第33章 アメリカへ
クレハ「ケイト…独りじゃないと教えたくれたのは、他でもないあなたでしょう?
私は…それまで、人というものに絶望していました。
外見や目に見えるものしか…それにしか目を向けられず、差別の対象とする存在だと思い込んでいた」
その脳裏によぎるのは幼き日のこと
外人のような見た目から「日本語しゃべれるの?」と敬遠され
好き勝手な偏見を抱かれ、いじめられていた当時のこと。
クレハ「いじめられ、あまつさえ学級崩壊の要因としていじめっ子に祭り上げられ、退学されられた経験もありました。
それに加え、優しくされれば付け上がり金を要求する方もいた、財産を奪い取ろうとする方もいた、
あまつさえ父に至っては財産狙いの結婚でした。
母の死の時も、お通夜の時も、葬式の時もっ
そういった財産欲に満ちた人達が群がり、コバンザメのようにおこぼれにあずかろうとする人が非常に多かった。
お母様の信じた人とは一体何だったのか…
そんな人達でさえも、何故大切に想わなければいけないのかっ…
ベッドの中で母の死を嘆きながら、枕を濡らしながら何度思ったことかっ!(震)
そういった想いばかりが、私の心に渦巻くばかりでした。
だからこそ…どうしても……そういった主観を消せなかった。
長い付き合いのメイド達にでさえ、心を開けなくなり…
塞ぎ込むように、部屋に閉じこもりがちになってしまった。
昔のように笑えなくなり、楽しい日々等過ごせなかった。
人といて楽しい等…感じたことはなかった。
感じることさえも、できなくなっていた。
けれど…あなたが真っ直ぐにぶつかってきてくれたからこそ
たくさんの人の中へ連れ出してくれたからこそ、私はその先入観を払うことができたのです。

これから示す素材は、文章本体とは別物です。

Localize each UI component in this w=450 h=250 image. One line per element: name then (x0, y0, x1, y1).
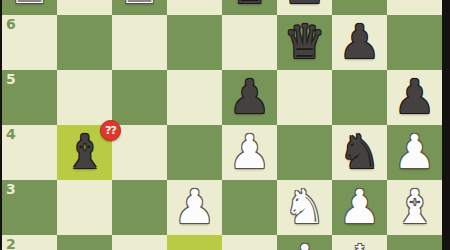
square-f3[interactable]: ♞ (277, 180, 332, 235)
white-pawn-h4[interactable]: ♟ (387, 125, 442, 180)
white-pawn-g3[interactable]: ♟ (332, 180, 387, 235)
black-pawn-h5[interactable]: ♟ (387, 70, 442, 125)
square-g6[interactable]: ♟ (332, 15, 387, 70)
square-f2[interactable]: ♝ (277, 235, 332, 250)
square-c6[interactable] (112, 15, 167, 70)
square-h5[interactable]: ♟ (387, 70, 442, 125)
square-e3[interactable] (222, 180, 277, 235)
rank-label-2: 2 (6, 237, 16, 250)
square-f4[interactable] (277, 125, 332, 180)
square-d5[interactable] (167, 70, 222, 125)
white-king-g2[interactable]: ♚ (332, 235, 387, 250)
chess-board: ♜♜♚♟6♛♟5♟♟4♝??♟♞♟3♟♞♟♝2♝♚ (2, 0, 442, 250)
square-b6[interactable] (57, 15, 112, 70)
square-a5[interactable]: 5 (2, 70, 57, 125)
square-d3[interactable]: ♟ (167, 180, 222, 235)
square-f5[interactable] (277, 70, 332, 125)
square-c2[interactable] (112, 235, 167, 250)
black-pawn-g6[interactable]: ♟ (332, 15, 387, 70)
square-e2[interactable] (222, 235, 277, 250)
square-d6[interactable] (167, 15, 222, 70)
square-h3[interactable]: ♝ (387, 180, 442, 235)
square-h4[interactable]: ♟ (387, 125, 442, 180)
white-pawn-d3[interactable]: ♟ (167, 180, 222, 235)
rank-label-4: 4 (6, 127, 16, 141)
square-d7[interactable] (167, 0, 222, 15)
square-b7[interactable] (57, 0, 112, 15)
white-pawn-e4[interactable]: ♟ (222, 125, 277, 180)
square-c3[interactable] (112, 180, 167, 235)
square-f7[interactable]: ♟ (277, 0, 332, 15)
square-a4[interactable]: 4 (2, 125, 57, 180)
square-h7[interactable] (387, 0, 442, 15)
square-b2[interactable] (57, 235, 112, 250)
rank-label-6: 6 (6, 17, 16, 31)
chessboard-viewport: ♜♜♚♟6♛♟5♟♟4♝??♟♞♟3♟♞♟♝2♝♚ (0, 0, 450, 250)
rank-label-3: 3 (6, 182, 16, 196)
square-d2[interactable] (167, 235, 222, 250)
square-g3[interactable]: ♟ (332, 180, 387, 235)
square-b5[interactable] (57, 70, 112, 125)
square-a2[interactable]: 2 (2, 235, 57, 250)
black-queen-f6[interactable]: ♛ (277, 15, 332, 70)
square-a3[interactable]: 3 (2, 180, 57, 235)
square-e6[interactable] (222, 15, 277, 70)
square-h6[interactable] (387, 15, 442, 70)
square-b3[interactable] (57, 180, 112, 235)
black-pawn-e5[interactable]: ♟ (222, 70, 277, 125)
white-rook-c7[interactable]: ♜ (112, 0, 167, 15)
rank-label-5: 5 (6, 72, 16, 86)
square-d4[interactable] (167, 125, 222, 180)
white-rook-a7[interactable]: ♜ (2, 0, 57, 15)
square-h2[interactable] (387, 235, 442, 250)
square-e7[interactable]: ♚ (222, 0, 277, 15)
white-knight-f3[interactable]: ♞ (277, 180, 332, 235)
black-king-e7[interactable]: ♚ (222, 0, 277, 15)
square-g2[interactable]: ♚ (332, 235, 387, 250)
square-g4[interactable]: ♞ (332, 125, 387, 180)
square-g5[interactable] (332, 70, 387, 125)
white-bishop-h3[interactable]: ♝ (387, 180, 442, 235)
square-a6[interactable]: 6 (2, 15, 57, 70)
square-g7[interactable] (332, 0, 387, 15)
white-bishop-f2[interactable]: ♝ (277, 235, 332, 250)
blunder-badge-icon: ?? (100, 120, 121, 141)
square-f6[interactable]: ♛ (277, 15, 332, 70)
square-e4[interactable]: ♟ (222, 125, 277, 180)
square-b4[interactable]: ♝?? (57, 125, 112, 180)
square-a7[interactable]: ♜ (2, 0, 57, 15)
square-c7[interactable]: ♜ (112, 0, 167, 15)
black-knight-g4[interactable]: ♞ (332, 125, 387, 180)
square-c5[interactable] (112, 70, 167, 125)
black-pawn-f7[interactable]: ♟ (277, 0, 332, 15)
square-e5[interactable]: ♟ (222, 70, 277, 125)
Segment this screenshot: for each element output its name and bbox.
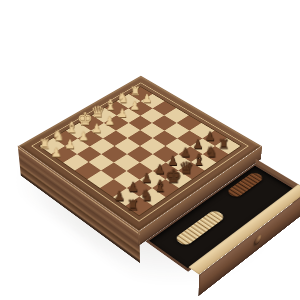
square-h4 <box>75 162 101 179</box>
square-e6 <box>140 154 166 171</box>
square-h8 <box>126 197 153 215</box>
square-g7 <box>126 179 152 197</box>
square-f8 <box>153 179 179 197</box>
square-f5 <box>114 154 140 171</box>
drawer-knob <box>255 233 262 245</box>
square-f6 <box>127 162 153 179</box>
square-h3 <box>63 154 89 171</box>
square-g6 <box>113 171 139 188</box>
square-h7 <box>113 188 140 206</box>
square-b8 <box>203 146 228 162</box>
square-h6 <box>100 179 126 197</box>
square-d6 <box>153 146 178 162</box>
square-g8 <box>139 188 166 206</box>
square-g5 <box>101 162 127 179</box>
square-f4 <box>102 146 127 162</box>
square-d8 <box>179 162 205 179</box>
square-e5 <box>127 146 152 162</box>
square-e7 <box>153 162 179 179</box>
square-d7 <box>165 154 191 171</box>
square-c7 <box>178 146 203 162</box>
square-g4 <box>89 154 115 171</box>
square-g3 <box>77 146 102 162</box>
square-f7 <box>140 171 166 188</box>
square-c8 <box>191 154 217 171</box>
chess-box-assembly: ♜♞♝♛♚♝♞♜♟♟♟♟♟♟♟♟♟♟♟♟♟♟♟♟♜♞♝♛♚♝♞♜ <box>18 76 261 232</box>
square-h5 <box>87 171 113 188</box>
square-h2 <box>51 146 76 162</box>
product-photo-scene: ♜♞♝♛♚♝♞♜♟♟♟♟♟♟♟♟♟♟♟♟♟♟♟♟♜♞♝♛♚♝♞♜ <box>0 0 300 300</box>
square-e8 <box>166 171 192 188</box>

優しい人達と触れ合い、じゃれ合ったり、バカなことを一緒にしたり…
私…血の繋がらない人とあんなに楽しいことをしたのは、初めてだった(ぽろっ)
あんなにたくさんの人達を纏めて、一緒に遊んだり、イベントごとを楽しんだり…祭りごとであんな風に騒ぎ立てたり…^^
そういった経験があったから…
あなたに出会えたから…
本当の意味で…家訓でもある『慈愛』を理解できた。取り戻せた。